From a content perspective, the winners during this period will be the ones that can think creatively around the assets to which they still have access. And yes, that means the players themselves. We’ve seen a few attempts over the last week to move further into the digital space, even moving into esports temporarily to maintain social distancing. While this may give a temporary boost to sports-based esports like FIFA 20 or real esports like CS:GO, asking real-world athletes to compete in esports is like deciding the outcome of the Champions League Final via Rock, Paper, Scissors. Just because someone is good at scoring goals with their feet, doesn’t mean they can score with the same accuracy using their fingers.
The appeal for this type of novelty content will eventually wane, especially when all brands are trying to execute on the same idea — this is not real innovation, it’s just following the easiest and most obvious solution.

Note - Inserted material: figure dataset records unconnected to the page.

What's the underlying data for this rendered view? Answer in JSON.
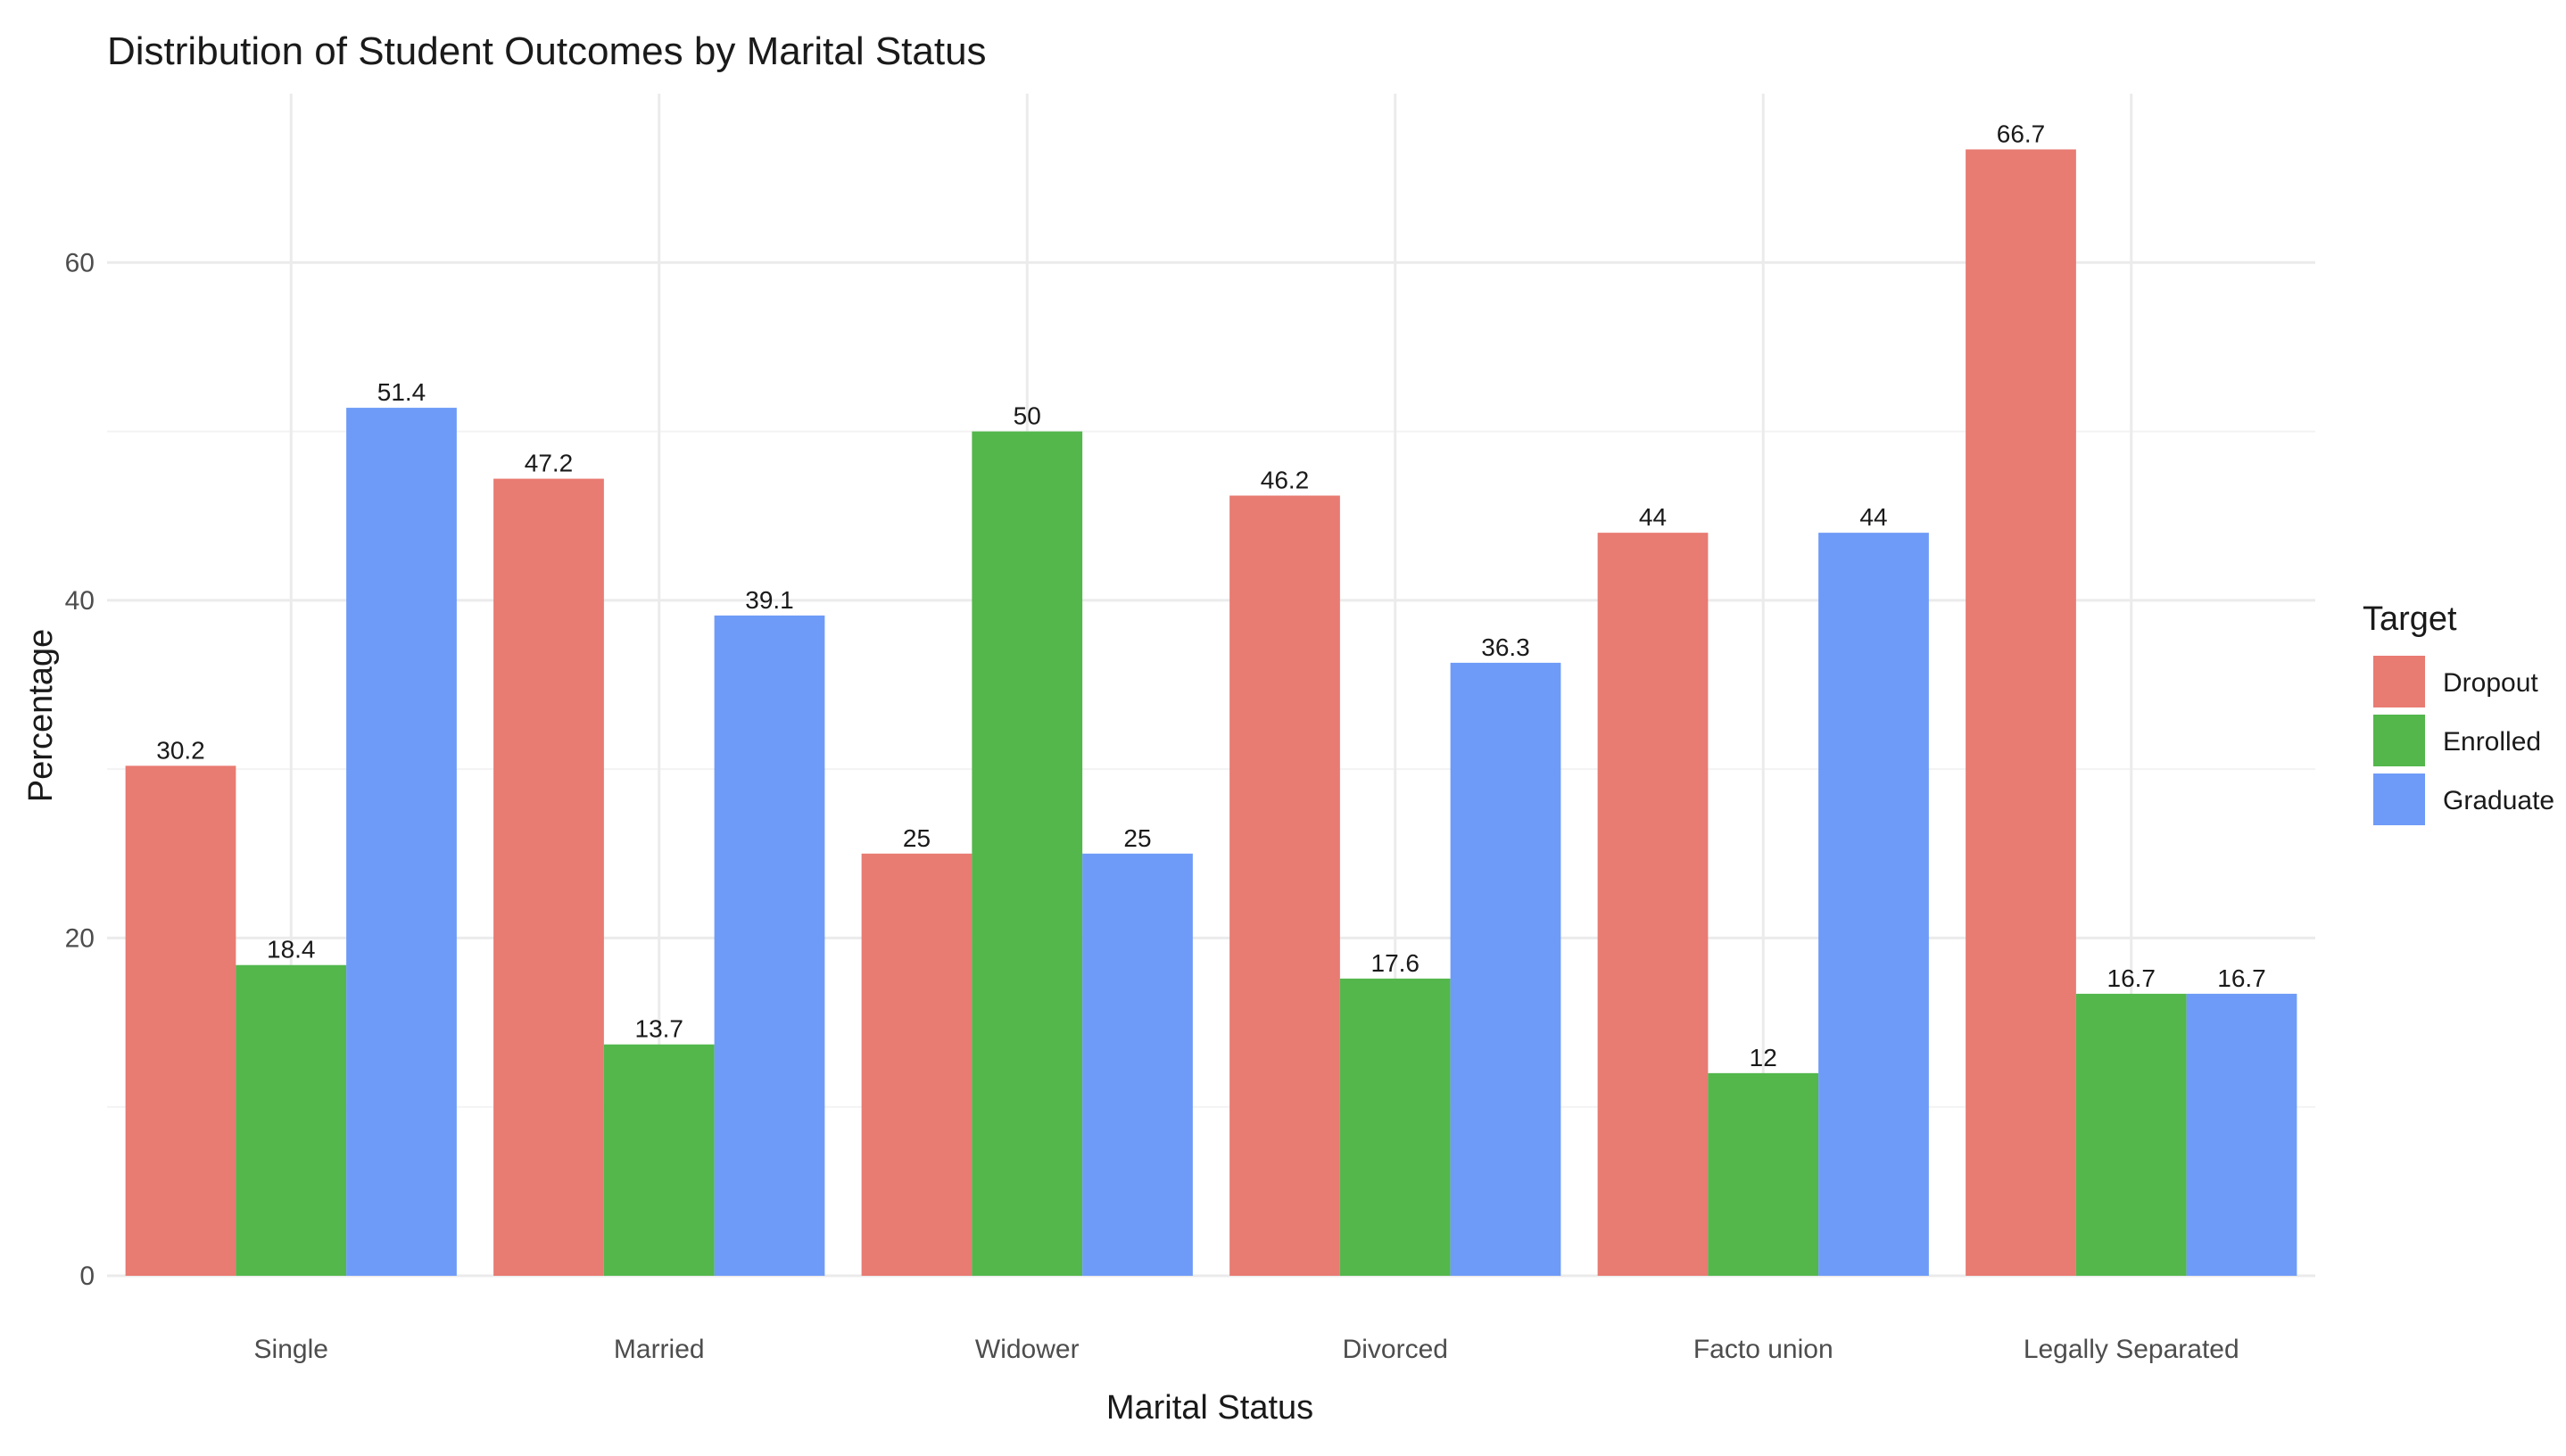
{
  "chart_data": {
    "type": "bar",
    "title": "Distribution of Student Outcomes by Marital Status",
    "xlabel": "Marital Status",
    "ylabel": "Percentage",
    "categories": [
      "Single",
      "Married",
      "Widower",
      "Divorced",
      "Facto union",
      "Legally Separated"
    ],
    "series": [
      {
        "name": "Dropout",
        "color": "#e87b72",
        "values": [
          30.2,
          47.2,
          25,
          46.2,
          44,
          66.7
        ]
      },
      {
        "name": "Enrolled",
        "color": "#53b74c",
        "values": [
          18.4,
          13.7,
          50,
          17.6,
          12,
          16.7
        ]
      },
      {
        "name": "Graduate",
        "color": "#6e9bf7",
        "values": [
          51.4,
          39.1,
          25,
          36.3,
          44,
          16.7
        ]
      }
    ],
    "ylim": [
      0,
      70
    ],
    "yticks": [
      0,
      20,
      40,
      60
    ],
    "grid": true,
    "legend": {
      "title": "Target",
      "position": "right"
    }
  }
}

So what’s the answer? There is no doubt that our experience of social distancing is going to re-engineer how fans interact with their teams and heroes, even once the virus has disappeared. In just a matter of weeks, we can already see how people are discovering new ways in which to socialise in a much more digital way. Rights holders need to learn from these experiences, re-think how they can connect with their audiences for the benefit of both the fans and the sponsors, start interacting and delivering digital experiences for fans that can, in part, replace the physical experience.
As a platform, Socios.com cannot deliver OTT content; for the moment, we can’t sell jerseys or tickets, although this is something our business model can deliver. But we do provide a solution, now more than ever, for clubs to find a path through the crisis. Our vision has, and always will be, to connect fans from all over the world to their team, and to not only give them a voice, but to reward their loyalty. We are aware that in the future, due to tech advancements and global distribution, sports and entertainment brands will have more and more global fans, and will compete to offer the very best fan experience — fan engagement will be critical.

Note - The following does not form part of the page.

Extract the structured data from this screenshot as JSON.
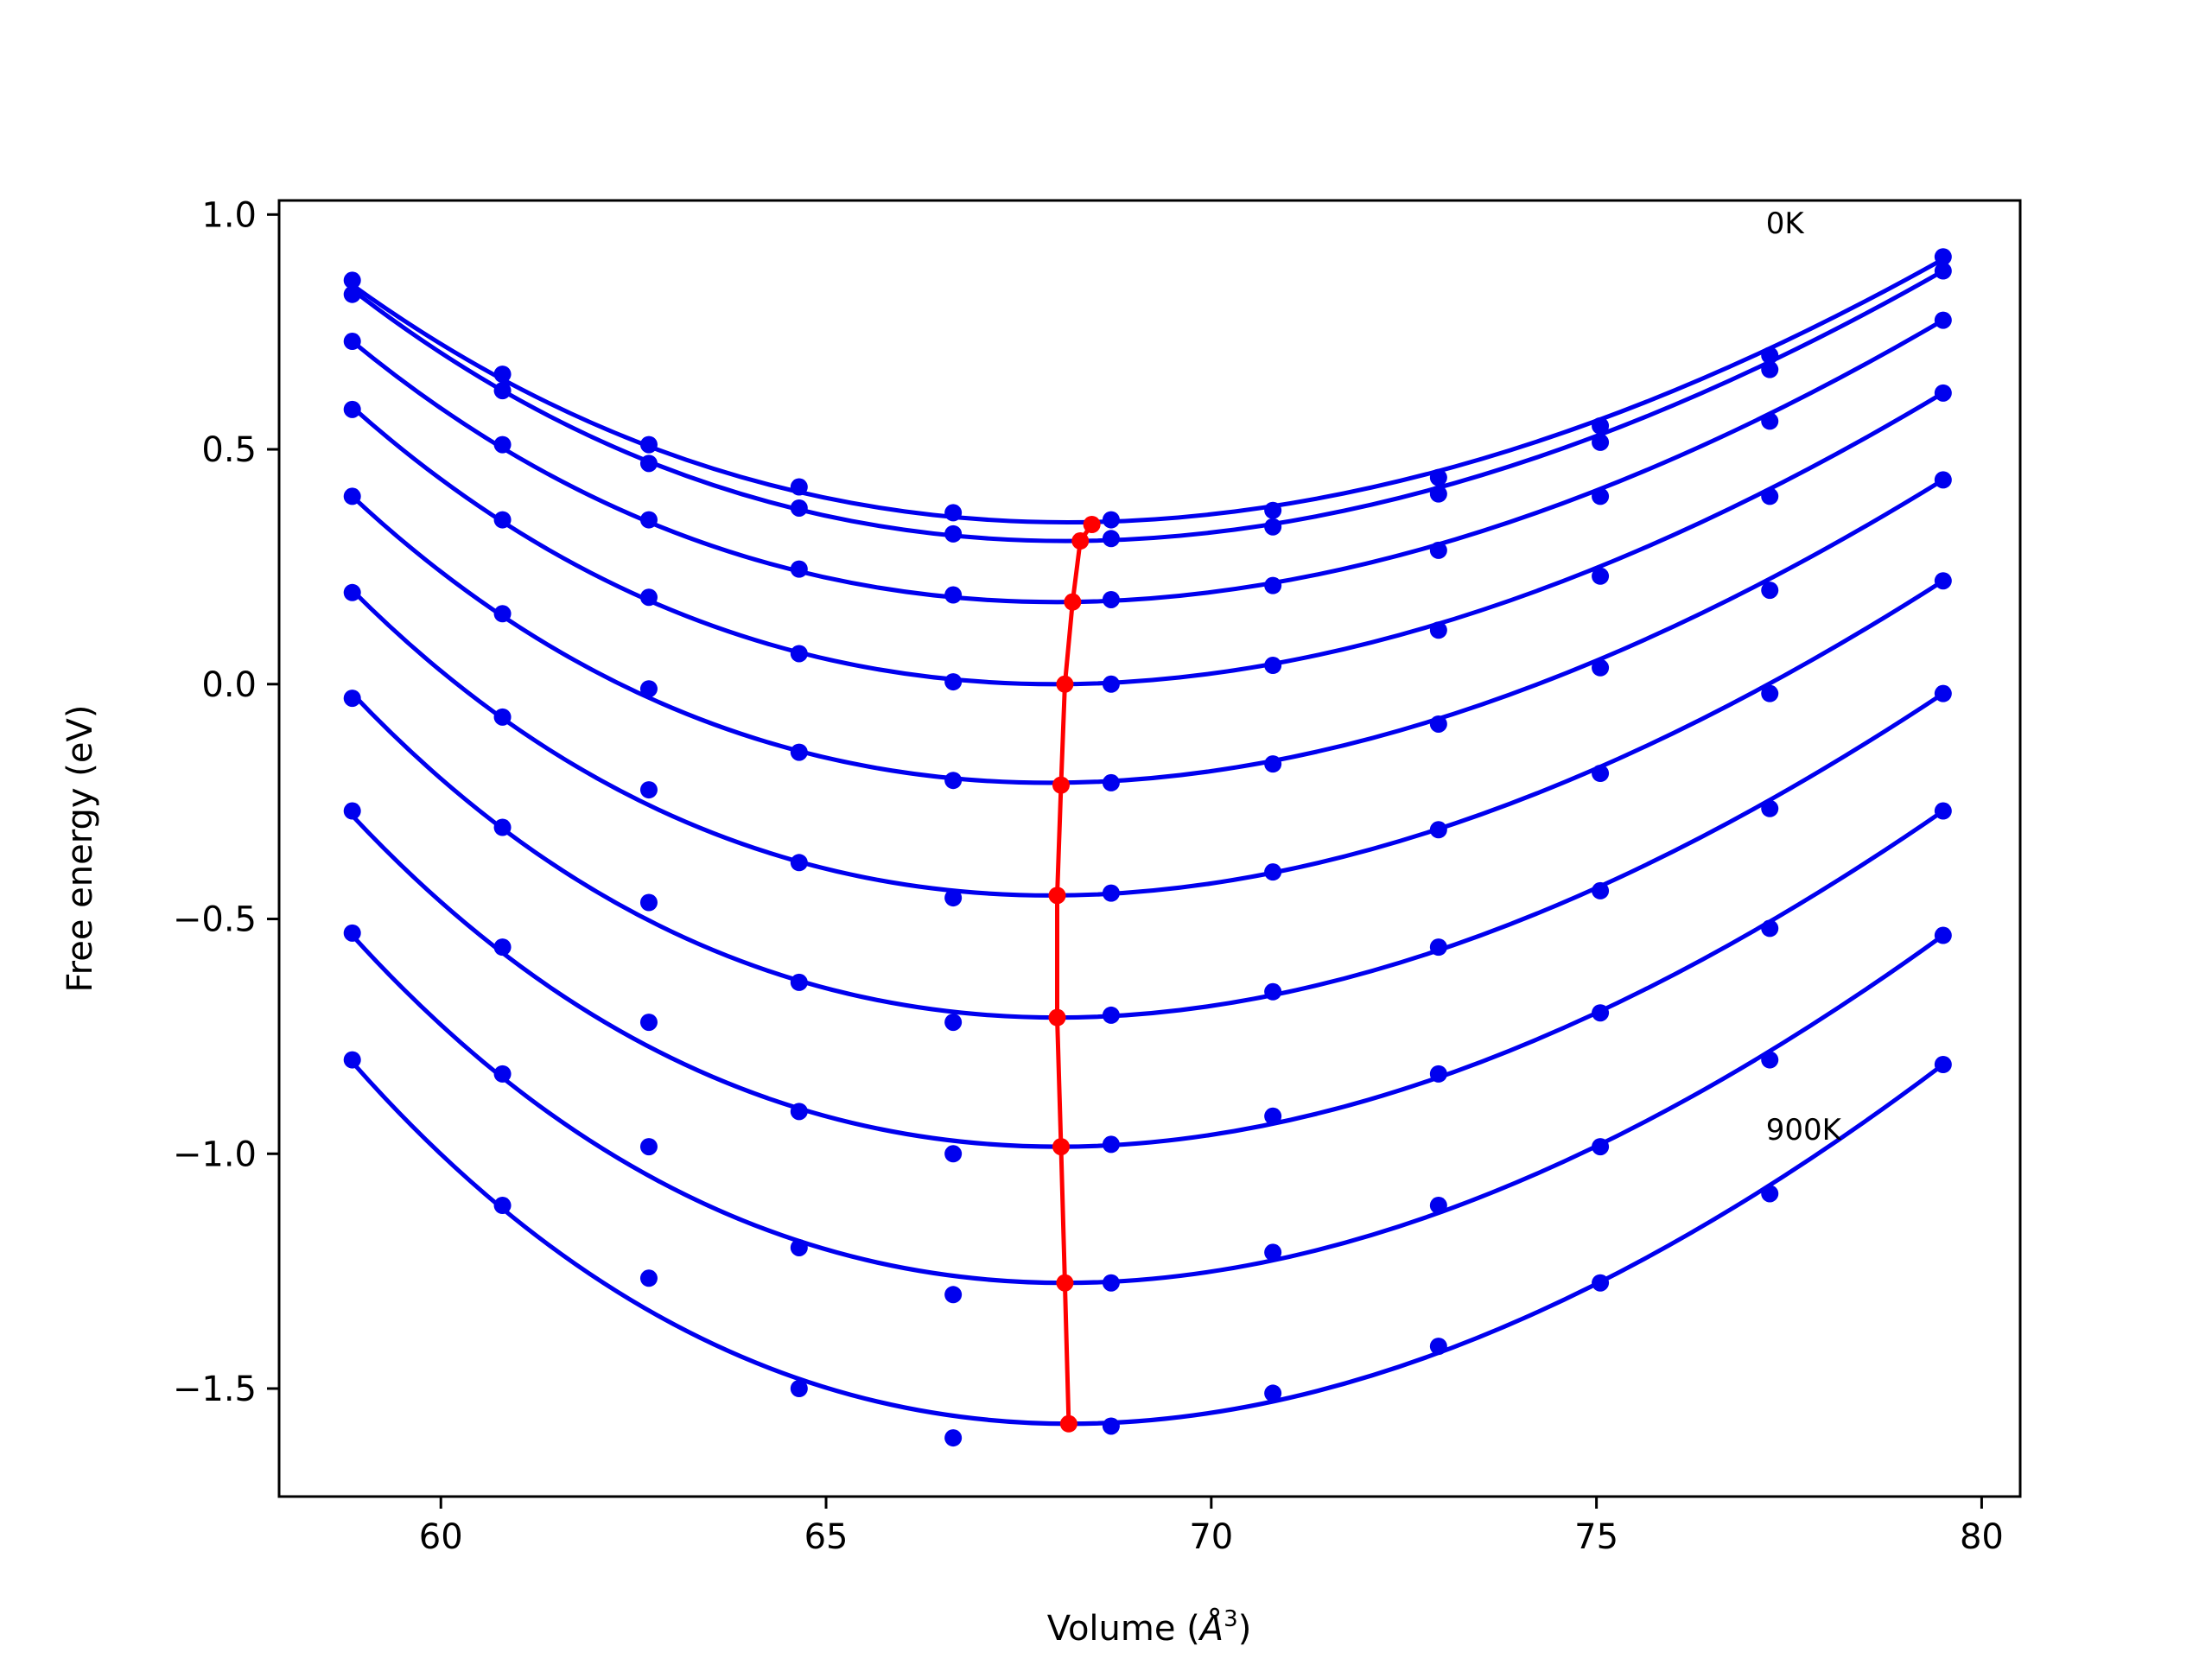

We have a long term vision on how sports teams should engage, reward, and monetize their fan bases. Our fan-transactional platform allows fans to vote in club-designated polls, thereby offering a new way for teams to interact with their fans; our upcoming Chat feature offers a connection to a global community of like-minded fans; we provide digital experiences that reward loyalty (as well as real-world experiences when the time returns); and we provide fan-centric alternative to sports betting through the trading of Fan Tokens. But more than that, we want to become the infrastructure upon which the sports industry can build fan rewards, fan transactions, and fan data, either directly through our app, and/or technology embedded into a team or club’s own platform.
If we can work together with other sponsors, and allow those brands to use our technology to reach those fans outside of the stadium, whether through in-app polls & surveys, branded augmented-reality Token Hunts, or simple customer acquisition campaigns, we can go some way to grow the ROI of those sponsorships.
With our platform barely off the starting blocks, we can’t yet offer a solution to solve all problems, but we are very clear in our vision that this global crisis will force the sports industry to be even more fan-centric, to embrace digital solutions in order to build more momentum in the future. And we want to be here to help every club in support of these initiatives.
We often talk about how technology is disrupting the sports industry, and yet, it is a human virus that has brought the industry — if not the world — to its knees. As the sports industry is forced to reinvent itself as a result, innovative technology may just stand out as its saviour, and the real winners, will be the teams and rights-holders that are prepared to act differently.